Una tarde en la que fui a la casa de Antonio Escohotado, el hombre mágico me abrió la puerta y me dijo: “Querida amiga, ¿tú fumas? ¿Bebes? ¿Quieres algún tipo de droga? Nos echaremos al menos un porrito, ¿no?”. Le dije que con unos cigarros y una copa de vino iba servida, pero que los porros no me gustan porque me dan sueño. Le pareció bien. Me explicó que era una pequeña prueba. “No confío en la gente sin vicios. ¡Son tan sospechosos! Son incapaces de actuar como si nadie les estuviese viendo”.

Era verdad, porque al rato se plantó allí un fotógrafo de otro periódico al que le hizo la misma pregunta -y quien se negó a cualquier placer compartido- y quiso largarlo inmediatamente, sin contemplaciones. “Fuera de mi casa, hombre”. Al otro se le voló la peluca. “Antonio, vamos a ver, no te pongas así, deja al chiquillo que pegue dos disparos al menos, que ha venido a verte y vives en el quinto coño”, le decía yo. “Que no me gusta, que no me gusta esta gente”. Y posó al final, sólo una vez y sin quitarse la blusa del pijama, con un gesto de duende enfadado tan tierno que me hizo sonreír. Luego le invitó a marcharse. Y charlamos largo y misterioso entre el humo, como en los sueños con niebla.

Pienso en él -en el hombre que me enseñó a preferir la libertad a la seguridad- ahora que Pegasus nos espía y ya, efectivamente, no podemos actuar como si nadie nos estuviese viendo.

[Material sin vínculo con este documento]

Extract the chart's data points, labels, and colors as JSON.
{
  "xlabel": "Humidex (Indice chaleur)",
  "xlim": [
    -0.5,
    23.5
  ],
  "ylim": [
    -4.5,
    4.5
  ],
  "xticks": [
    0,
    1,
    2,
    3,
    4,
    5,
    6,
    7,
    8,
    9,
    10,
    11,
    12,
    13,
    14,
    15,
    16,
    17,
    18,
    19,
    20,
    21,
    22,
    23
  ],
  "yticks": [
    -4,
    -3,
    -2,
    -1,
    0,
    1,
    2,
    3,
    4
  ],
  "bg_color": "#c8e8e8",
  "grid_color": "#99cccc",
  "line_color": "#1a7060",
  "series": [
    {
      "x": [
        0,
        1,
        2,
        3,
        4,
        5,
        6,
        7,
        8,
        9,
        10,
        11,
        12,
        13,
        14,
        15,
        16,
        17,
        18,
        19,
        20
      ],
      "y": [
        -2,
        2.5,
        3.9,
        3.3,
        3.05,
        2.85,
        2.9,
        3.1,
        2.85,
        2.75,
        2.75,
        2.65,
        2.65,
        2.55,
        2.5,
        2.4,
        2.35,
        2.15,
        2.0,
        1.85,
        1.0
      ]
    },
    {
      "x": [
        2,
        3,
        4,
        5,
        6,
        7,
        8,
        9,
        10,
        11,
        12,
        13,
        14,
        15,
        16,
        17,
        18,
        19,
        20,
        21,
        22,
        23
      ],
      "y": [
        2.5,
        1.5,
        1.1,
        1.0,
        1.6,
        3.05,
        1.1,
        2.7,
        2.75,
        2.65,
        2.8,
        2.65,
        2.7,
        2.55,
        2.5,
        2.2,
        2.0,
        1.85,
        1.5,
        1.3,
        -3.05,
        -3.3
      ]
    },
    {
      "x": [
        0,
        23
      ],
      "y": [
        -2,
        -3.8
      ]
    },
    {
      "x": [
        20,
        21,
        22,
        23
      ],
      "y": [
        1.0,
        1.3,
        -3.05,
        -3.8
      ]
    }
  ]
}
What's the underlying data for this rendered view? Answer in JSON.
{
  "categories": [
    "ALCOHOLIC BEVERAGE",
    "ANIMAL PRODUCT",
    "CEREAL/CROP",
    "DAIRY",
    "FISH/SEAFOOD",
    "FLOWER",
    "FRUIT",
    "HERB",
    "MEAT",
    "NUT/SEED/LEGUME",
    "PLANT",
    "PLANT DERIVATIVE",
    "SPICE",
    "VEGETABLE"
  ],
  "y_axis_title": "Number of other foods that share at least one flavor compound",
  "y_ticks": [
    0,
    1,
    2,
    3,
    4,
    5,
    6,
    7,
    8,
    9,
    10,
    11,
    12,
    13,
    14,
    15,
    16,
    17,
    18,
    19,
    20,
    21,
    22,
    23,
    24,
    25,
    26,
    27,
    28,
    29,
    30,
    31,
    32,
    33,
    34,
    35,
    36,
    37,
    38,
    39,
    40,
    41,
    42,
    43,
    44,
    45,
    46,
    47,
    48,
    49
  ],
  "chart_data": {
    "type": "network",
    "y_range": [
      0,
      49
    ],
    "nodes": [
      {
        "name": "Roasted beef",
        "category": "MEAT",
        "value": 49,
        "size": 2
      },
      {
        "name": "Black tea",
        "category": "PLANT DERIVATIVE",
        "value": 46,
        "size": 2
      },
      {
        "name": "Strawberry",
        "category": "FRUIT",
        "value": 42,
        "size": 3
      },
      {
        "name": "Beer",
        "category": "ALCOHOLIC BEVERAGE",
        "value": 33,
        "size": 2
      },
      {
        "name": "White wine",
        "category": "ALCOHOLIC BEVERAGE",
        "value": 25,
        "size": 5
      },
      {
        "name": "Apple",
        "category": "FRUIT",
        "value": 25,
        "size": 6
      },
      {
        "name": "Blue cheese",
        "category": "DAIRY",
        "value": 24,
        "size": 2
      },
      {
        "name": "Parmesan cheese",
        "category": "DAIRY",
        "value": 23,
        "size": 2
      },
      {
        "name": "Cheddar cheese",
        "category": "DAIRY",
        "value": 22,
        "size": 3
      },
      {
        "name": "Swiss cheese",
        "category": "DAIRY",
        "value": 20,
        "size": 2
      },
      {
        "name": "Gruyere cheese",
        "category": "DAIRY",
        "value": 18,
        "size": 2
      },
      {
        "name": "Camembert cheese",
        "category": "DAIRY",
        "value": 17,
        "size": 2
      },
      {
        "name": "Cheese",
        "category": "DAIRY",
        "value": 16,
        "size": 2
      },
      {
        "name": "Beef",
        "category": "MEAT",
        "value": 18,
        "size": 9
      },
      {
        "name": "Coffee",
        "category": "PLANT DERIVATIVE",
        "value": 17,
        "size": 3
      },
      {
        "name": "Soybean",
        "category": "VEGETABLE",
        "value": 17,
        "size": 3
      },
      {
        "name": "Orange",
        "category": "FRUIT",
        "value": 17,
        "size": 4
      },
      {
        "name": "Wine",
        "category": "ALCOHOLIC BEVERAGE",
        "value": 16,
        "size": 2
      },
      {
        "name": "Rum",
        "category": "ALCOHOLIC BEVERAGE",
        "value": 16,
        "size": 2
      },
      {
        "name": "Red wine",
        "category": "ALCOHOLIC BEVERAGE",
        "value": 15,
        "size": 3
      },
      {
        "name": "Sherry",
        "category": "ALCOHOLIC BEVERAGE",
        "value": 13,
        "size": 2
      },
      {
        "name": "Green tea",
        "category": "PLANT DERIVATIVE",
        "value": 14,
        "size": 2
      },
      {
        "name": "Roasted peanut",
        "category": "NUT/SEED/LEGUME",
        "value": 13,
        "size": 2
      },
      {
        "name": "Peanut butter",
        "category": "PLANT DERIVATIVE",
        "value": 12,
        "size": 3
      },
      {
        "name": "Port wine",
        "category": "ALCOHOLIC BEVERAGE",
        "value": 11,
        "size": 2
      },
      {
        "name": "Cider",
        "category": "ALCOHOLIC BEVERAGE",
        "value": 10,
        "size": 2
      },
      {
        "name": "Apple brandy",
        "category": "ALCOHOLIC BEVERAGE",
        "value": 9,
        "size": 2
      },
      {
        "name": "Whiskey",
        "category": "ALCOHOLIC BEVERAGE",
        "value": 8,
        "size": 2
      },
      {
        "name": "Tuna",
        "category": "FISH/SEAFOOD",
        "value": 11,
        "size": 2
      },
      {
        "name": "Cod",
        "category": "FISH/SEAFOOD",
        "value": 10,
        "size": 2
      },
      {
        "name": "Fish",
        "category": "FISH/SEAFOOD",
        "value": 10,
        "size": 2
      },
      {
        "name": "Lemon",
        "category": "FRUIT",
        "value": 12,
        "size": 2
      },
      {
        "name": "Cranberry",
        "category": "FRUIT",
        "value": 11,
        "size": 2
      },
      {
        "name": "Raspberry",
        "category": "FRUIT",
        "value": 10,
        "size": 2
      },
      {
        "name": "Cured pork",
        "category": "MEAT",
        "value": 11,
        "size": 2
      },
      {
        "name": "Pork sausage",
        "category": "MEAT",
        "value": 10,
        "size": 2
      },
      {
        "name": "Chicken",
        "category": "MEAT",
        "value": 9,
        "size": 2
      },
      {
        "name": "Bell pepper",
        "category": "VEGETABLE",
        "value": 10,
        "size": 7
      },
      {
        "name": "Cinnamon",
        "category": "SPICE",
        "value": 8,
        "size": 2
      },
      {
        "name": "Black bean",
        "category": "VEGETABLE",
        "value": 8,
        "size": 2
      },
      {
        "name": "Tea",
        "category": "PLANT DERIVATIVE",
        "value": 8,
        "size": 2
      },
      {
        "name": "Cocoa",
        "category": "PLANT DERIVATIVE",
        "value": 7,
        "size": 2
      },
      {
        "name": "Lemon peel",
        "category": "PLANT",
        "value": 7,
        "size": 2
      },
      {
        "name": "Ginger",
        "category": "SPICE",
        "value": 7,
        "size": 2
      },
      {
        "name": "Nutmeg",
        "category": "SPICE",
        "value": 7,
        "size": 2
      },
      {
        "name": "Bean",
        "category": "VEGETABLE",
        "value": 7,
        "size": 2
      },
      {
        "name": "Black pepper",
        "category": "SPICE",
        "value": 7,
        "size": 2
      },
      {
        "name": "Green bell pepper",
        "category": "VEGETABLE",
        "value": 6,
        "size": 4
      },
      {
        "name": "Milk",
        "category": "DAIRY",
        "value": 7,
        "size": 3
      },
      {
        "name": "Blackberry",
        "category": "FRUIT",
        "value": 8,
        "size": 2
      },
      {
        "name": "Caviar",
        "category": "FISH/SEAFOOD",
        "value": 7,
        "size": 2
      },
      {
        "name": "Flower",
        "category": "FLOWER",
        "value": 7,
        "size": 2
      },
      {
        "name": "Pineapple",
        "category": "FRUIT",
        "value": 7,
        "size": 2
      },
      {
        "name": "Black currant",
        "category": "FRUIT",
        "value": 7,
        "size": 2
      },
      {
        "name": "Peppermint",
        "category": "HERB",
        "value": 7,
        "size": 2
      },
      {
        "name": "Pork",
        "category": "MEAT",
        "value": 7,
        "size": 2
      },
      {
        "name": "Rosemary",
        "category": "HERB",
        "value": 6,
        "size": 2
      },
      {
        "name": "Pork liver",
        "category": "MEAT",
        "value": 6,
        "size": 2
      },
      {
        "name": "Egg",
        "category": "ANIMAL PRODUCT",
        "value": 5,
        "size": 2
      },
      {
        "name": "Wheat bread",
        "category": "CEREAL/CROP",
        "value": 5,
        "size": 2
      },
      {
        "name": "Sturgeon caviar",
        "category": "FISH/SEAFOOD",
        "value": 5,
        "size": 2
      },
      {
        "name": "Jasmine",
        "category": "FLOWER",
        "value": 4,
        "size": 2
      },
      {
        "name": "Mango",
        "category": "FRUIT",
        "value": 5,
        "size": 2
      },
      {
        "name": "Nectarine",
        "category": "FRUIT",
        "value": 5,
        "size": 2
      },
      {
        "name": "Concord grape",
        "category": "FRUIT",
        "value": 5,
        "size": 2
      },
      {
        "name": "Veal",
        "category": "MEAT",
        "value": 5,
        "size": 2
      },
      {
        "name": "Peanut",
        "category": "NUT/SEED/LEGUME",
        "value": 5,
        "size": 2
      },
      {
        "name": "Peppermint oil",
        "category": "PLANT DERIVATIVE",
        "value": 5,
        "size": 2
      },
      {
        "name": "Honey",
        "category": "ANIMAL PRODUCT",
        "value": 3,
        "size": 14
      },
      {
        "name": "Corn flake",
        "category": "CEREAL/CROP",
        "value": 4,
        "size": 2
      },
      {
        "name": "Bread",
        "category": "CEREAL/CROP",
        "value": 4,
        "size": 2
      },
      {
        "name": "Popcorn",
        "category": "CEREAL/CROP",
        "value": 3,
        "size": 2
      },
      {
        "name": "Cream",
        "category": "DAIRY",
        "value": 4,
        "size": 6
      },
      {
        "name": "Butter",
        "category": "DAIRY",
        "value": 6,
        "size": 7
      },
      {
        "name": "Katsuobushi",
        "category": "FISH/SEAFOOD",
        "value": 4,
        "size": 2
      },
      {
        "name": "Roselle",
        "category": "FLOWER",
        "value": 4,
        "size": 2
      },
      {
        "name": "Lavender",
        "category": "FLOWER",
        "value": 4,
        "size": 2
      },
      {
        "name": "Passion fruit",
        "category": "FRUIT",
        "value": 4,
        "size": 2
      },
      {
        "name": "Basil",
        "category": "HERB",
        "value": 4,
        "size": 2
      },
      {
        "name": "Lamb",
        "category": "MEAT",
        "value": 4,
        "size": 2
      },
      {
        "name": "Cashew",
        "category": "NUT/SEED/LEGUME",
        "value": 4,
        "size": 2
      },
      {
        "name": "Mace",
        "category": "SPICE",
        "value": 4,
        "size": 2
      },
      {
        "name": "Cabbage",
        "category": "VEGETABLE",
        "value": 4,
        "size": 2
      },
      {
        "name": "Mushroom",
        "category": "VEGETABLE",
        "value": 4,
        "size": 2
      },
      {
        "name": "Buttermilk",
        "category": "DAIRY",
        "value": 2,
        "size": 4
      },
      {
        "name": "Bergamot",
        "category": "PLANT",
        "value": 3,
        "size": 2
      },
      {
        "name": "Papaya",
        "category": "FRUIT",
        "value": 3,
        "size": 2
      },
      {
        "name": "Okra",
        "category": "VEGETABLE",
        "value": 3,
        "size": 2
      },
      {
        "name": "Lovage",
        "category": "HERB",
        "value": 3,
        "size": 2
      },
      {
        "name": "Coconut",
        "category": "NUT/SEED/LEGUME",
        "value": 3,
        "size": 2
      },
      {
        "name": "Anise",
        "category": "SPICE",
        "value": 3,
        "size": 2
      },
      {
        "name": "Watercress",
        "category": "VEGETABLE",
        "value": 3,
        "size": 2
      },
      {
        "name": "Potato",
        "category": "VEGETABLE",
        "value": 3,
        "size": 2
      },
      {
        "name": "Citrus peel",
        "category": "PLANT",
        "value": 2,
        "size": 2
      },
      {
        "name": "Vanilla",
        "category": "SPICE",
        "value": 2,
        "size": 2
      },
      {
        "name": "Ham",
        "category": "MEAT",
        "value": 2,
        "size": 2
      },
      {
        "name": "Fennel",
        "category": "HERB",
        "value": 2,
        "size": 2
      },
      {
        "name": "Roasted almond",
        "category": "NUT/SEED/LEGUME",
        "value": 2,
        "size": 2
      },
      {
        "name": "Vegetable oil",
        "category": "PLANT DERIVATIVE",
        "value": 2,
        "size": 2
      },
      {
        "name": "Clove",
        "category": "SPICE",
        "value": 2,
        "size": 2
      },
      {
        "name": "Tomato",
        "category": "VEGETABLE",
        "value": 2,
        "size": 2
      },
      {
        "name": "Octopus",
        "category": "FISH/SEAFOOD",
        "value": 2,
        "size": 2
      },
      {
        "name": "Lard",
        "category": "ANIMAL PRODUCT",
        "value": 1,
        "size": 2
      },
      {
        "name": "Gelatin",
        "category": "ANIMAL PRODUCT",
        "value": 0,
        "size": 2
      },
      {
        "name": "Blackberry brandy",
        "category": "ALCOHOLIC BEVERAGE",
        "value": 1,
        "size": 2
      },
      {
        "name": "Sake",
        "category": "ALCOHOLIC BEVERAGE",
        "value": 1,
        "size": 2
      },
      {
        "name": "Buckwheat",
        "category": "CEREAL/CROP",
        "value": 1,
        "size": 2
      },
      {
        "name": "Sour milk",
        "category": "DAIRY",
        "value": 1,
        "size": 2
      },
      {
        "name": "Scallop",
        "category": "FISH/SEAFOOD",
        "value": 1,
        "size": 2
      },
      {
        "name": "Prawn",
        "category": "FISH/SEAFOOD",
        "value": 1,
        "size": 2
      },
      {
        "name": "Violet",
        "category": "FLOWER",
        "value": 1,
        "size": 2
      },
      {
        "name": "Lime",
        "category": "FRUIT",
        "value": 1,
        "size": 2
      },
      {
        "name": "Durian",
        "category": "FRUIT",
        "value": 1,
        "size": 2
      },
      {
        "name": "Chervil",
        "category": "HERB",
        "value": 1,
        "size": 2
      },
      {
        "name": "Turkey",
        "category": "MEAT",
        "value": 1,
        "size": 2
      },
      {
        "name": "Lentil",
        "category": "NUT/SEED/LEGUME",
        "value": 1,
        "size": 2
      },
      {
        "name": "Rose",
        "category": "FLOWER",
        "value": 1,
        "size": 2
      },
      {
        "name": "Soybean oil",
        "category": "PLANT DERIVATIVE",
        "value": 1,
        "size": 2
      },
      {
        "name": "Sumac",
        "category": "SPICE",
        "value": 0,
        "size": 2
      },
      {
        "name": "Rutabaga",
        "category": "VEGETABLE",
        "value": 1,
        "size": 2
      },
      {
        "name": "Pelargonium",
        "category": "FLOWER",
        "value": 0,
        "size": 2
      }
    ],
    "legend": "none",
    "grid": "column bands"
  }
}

Pienso en él ahora que, con la patraña de la protección, qué paradoja, ya no quedan lugares donde estemos protegidos; lugares donde ser incorrectos y felices a salvo de los mojigatos y los biempensantes. Totalitarios, al cabo, enjuiciadores; esa escoria que quiere salvarnos de nosotros mismos, como el Estado espía.

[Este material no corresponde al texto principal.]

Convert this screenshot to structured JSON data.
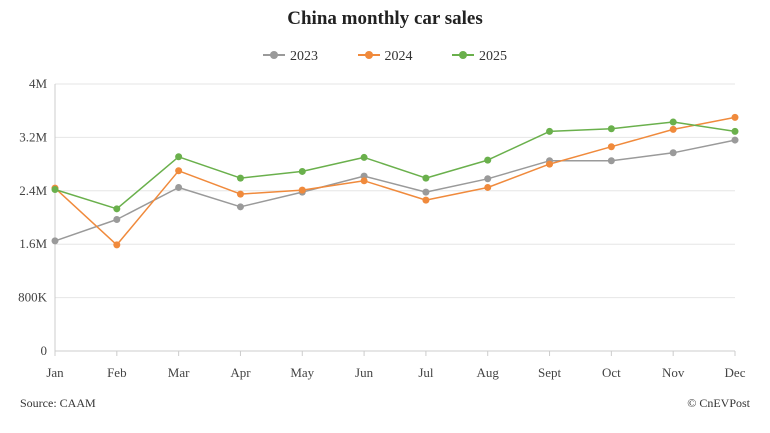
{
  "chart_data": {
    "type": "line",
    "title": "China monthly car sales",
    "categories": [
      "Jan",
      "Feb",
      "Mar",
      "Apr",
      "May",
      "Jun",
      "Jul",
      "Aug",
      "Sept",
      "Oct",
      "Nov",
      "Dec"
    ],
    "y_ticks": [
      {
        "value": 0,
        "label": "0"
      },
      {
        "value": 800000,
        "label": "800K"
      },
      {
        "value": 1600000,
        "label": "1.6M"
      },
      {
        "value": 2400000,
        "label": "2.4M"
      },
      {
        "value": 3200000,
        "label": "3.2M"
      },
      {
        "value": 4000000,
        "label": "4M"
      }
    ],
    "ylim": [
      0,
      4000000
    ],
    "grid": true,
    "legend_position": "top-center",
    "series": [
      {
        "name": "2023",
        "color": "#9a9a9a",
        "values": [
          1650000,
          1970000,
          2450000,
          2160000,
          2380000,
          2620000,
          2380000,
          2580000,
          2850000,
          2850000,
          2970000,
          3160000
        ]
      },
      {
        "name": "2024",
        "color": "#f08a3c",
        "values": [
          2440000,
          1590000,
          2700000,
          2350000,
          2410000,
          2550000,
          2260000,
          2450000,
          2800000,
          3060000,
          3320000,
          3500000
        ]
      },
      {
        "name": "2025",
        "color": "#6ab04c",
        "values": [
          2420000,
          2130000,
          2910000,
          2590000,
          2690000,
          2900000,
          2590000,
          2860000,
          3290000,
          3330000,
          3430000,
          3290000
        ]
      }
    ]
  },
  "footer": {
    "source": "Source: CAAM",
    "credit": "© CnEVPost"
  }
}
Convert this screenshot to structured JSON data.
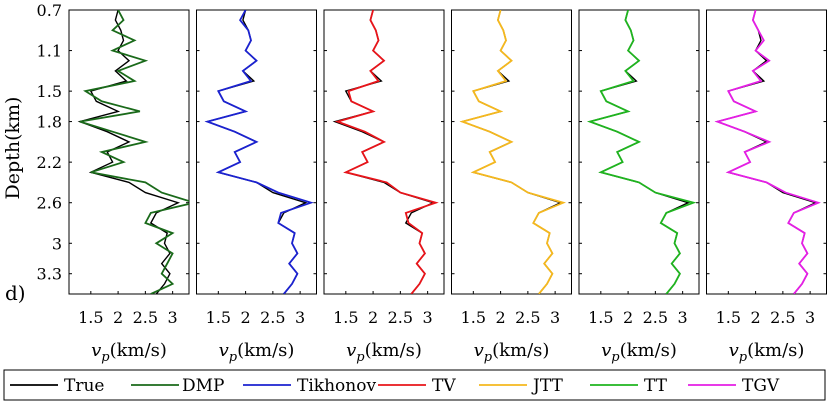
{
  "figure": {
    "panel_letter": "d)",
    "ylabel": "Depth(km)",
    "xlabel_main": "v",
    "xlabel_sub": "p",
    "xlabel_rest": "(km/s)"
  },
  "chart_data": {
    "type": "line",
    "ylim": [
      0.7,
      3.5
    ],
    "xlim": [
      1.1,
      3.3
    ],
    "y_ticks": [
      0.7,
      1.1,
      1.5,
      1.8,
      2.2,
      2.6,
      3,
      3.3
    ],
    "y_tick_labels": [
      "0.7",
      "1.1",
      "1.5",
      "1.8",
      "2.2",
      "2.6",
      "3",
      "3.3"
    ],
    "x_ticks": [
      1.5,
      2,
      2.5,
      3
    ],
    "x_tick_labels": [
      "1.5",
      "2",
      "2.5",
      "3"
    ],
    "grid": false,
    "legend_placement": "bottom",
    "depth": [
      0.7,
      0.8,
      0.9,
      1.0,
      1.1,
      1.2,
      1.3,
      1.4,
      1.5,
      1.6,
      1.7,
      1.8,
      1.9,
      2.0,
      2.1,
      2.2,
      2.3,
      2.4,
      2.5,
      2.6,
      2.7,
      2.8,
      2.9,
      3.0,
      3.1,
      3.2,
      3.3,
      3.4,
      3.5
    ],
    "true_series": {
      "name": "True",
      "color": "#000000",
      "values": [
        2.0,
        1.95,
        2.05,
        2.1,
        2.0,
        2.2,
        1.95,
        2.15,
        1.5,
        1.6,
        2.0,
        1.3,
        1.8,
        2.2,
        1.8,
        1.9,
        1.5,
        2.2,
        2.5,
        3.1,
        2.7,
        2.6,
        2.9,
        2.85,
        2.95,
        2.8,
        2.95,
        2.85,
        2.7
      ]
    },
    "panels": [
      {
        "name": "DMP",
        "color": "#1a6a1a",
        "values": [
          2.0,
          2.1,
          1.9,
          2.3,
          1.9,
          2.5,
          2.0,
          2.3,
          1.4,
          1.7,
          2.4,
          1.3,
          1.9,
          2.5,
          1.7,
          2.1,
          1.5,
          2.5,
          2.8,
          3.4,
          2.6,
          2.5,
          3.0,
          2.7,
          3.0,
          2.9,
          2.8,
          3.0,
          2.6
        ]
      },
      {
        "name": "Tikhonov",
        "color": "#1b22d0",
        "values": [
          2.0,
          1.9,
          2.05,
          2.1,
          2.0,
          2.2,
          1.95,
          2.1,
          1.5,
          1.6,
          2.0,
          1.3,
          1.8,
          2.2,
          1.8,
          1.9,
          1.5,
          2.2,
          2.6,
          3.2,
          2.65,
          2.6,
          2.9,
          2.85,
          2.95,
          2.8,
          2.95,
          2.85,
          2.7
        ]
      },
      {
        "name": "TV",
        "color": "#e8141a",
        "values": [
          2.0,
          1.95,
          2.05,
          2.1,
          2.0,
          2.2,
          1.95,
          2.1,
          1.55,
          1.6,
          2.0,
          1.35,
          1.85,
          2.2,
          1.8,
          1.9,
          1.5,
          2.25,
          2.5,
          3.15,
          2.6,
          2.65,
          2.9,
          2.85,
          2.95,
          2.8,
          2.95,
          2.85,
          2.7
        ]
      },
      {
        "name": "JTT",
        "color": "#f5b81e",
        "values": [
          2.0,
          1.95,
          2.05,
          2.1,
          2.0,
          2.2,
          1.95,
          2.1,
          1.5,
          1.6,
          2.0,
          1.3,
          1.8,
          2.2,
          1.8,
          1.9,
          1.5,
          2.2,
          2.5,
          3.15,
          2.7,
          2.6,
          2.9,
          2.85,
          2.95,
          2.8,
          2.95,
          2.85,
          2.7
        ]
      },
      {
        "name": "TT",
        "color": "#1fb41f",
        "values": [
          2.0,
          1.95,
          2.05,
          2.1,
          2.0,
          2.2,
          1.95,
          2.1,
          1.5,
          1.6,
          2.0,
          1.3,
          1.8,
          2.2,
          1.8,
          1.9,
          1.5,
          2.2,
          2.5,
          3.2,
          2.7,
          2.6,
          2.9,
          2.85,
          2.95,
          2.8,
          2.95,
          2.85,
          2.7
        ]
      },
      {
        "name": "TGV",
        "color": "#e51ee5",
        "values": [
          2.0,
          1.95,
          2.05,
          2.15,
          2.0,
          2.25,
          1.95,
          2.1,
          1.5,
          1.6,
          2.0,
          1.3,
          1.8,
          2.25,
          1.8,
          1.9,
          1.5,
          2.2,
          2.55,
          3.15,
          2.7,
          2.6,
          2.9,
          2.85,
          2.95,
          2.8,
          2.95,
          2.85,
          2.7
        ]
      }
    ],
    "legend": [
      "True",
      "DMP",
      "Tikhonov",
      "TV",
      "JTT",
      "TT",
      "TGV"
    ]
  }
}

La intimidad es una gloria escasa: quizás lo más valioso y pervertido que tenemos, ahora que Instagram hace las veces de Pegasus y quien no se entera de nuestra vida es porque no quiere.

*

Hace poco vi algo que me pareció escalofriante: una pareja se grabó mientras esperaban el resultado de un test de embarazo. Al salir positivo, se besaron, y lloraron, y gritaron de alegría, todo ante la dichosa cámara. Me incomodó, fue extraño: sentí que yo no tenía por qué estar viendo eso, sentí que no estaba en el lugar que me correspondía. Qué hacía yo, una semidesconocida para ellos, metida en su sofá, escuchando sus vítores y cuchicuchis ante un momento tan sagrado. Me dio también miedo pensar que ellos mismos ya no podrían saber jamás cuál hubiese sido su reacción natural ante ese acontecimiento, su gesto de verdad, sin toda esa escamosa sobreactuación.

Sucede todo el rato: se graban las pedidas de mano, los partos, las recogidas en el aeropuerto, cualquier cosa algo emblemática. Yo no quiero recordar mi vida al detalle. Nuestra memoria construye ficciones necesarias. Y nunca somos los mismos si sabemos que una cámara nos graba.

*

En una ocasión dejé a un novio porque descubrí que había mirado mi móvil mientras dormía. Encima el iluminado no encontró nada. Chico, hay que ser más listo. La próxima vez no abras mensajes nuevos. Me parece una razón de peso para provocar una ruptura, aunque no faltó quien me llamó exagerada. Eso es porque la gente ha normalizado miserablemente acallar sus demonios, sus debilidades, sus inseguridades, cogiendo el teléfono de sus parejas para intentar saber lo que dicen sin entender que eso no es todo lo que piensan: a mí me parecen delincuentes de facto.

*

Fran Lebowitz decía que si ella estaba tan cabreada es porque tenía muchas opiniones pero ningún poder. Si alguien cogiese mi móvil, ganaría algunos enemigos y poco más. No tengo desnudos. No peloteo a políticos. No conspiro: no demasiado. No soy mala, pero sí revoltosa. No trepo. Sólo soy una chica que quiere jugar. Sólo soy una chica con opiniones pero sin poder. Afortunadamente para ustedes.

*

A Leopoldo María Panero le preguntaron una vez: “Oye, Leopoldo, ¿a ti te gusta la vida?”, y él respondió: “A mí lo que me gusta es la libertad. Prefiero ser un suicida antes que un zombi”. Qué hermoso y profundo. Libertad para nuestros chistes perversos, para nuestras maldades, para nuestro sexo, para nuestros vicios lúdicos. Libertad para no ser robots ni ser rehenes. Libertad para tener secretos. Libertad con riesgos: claro que es un precio asumible.

A mí, como a Panero, también me gusta más la libertad que la vida.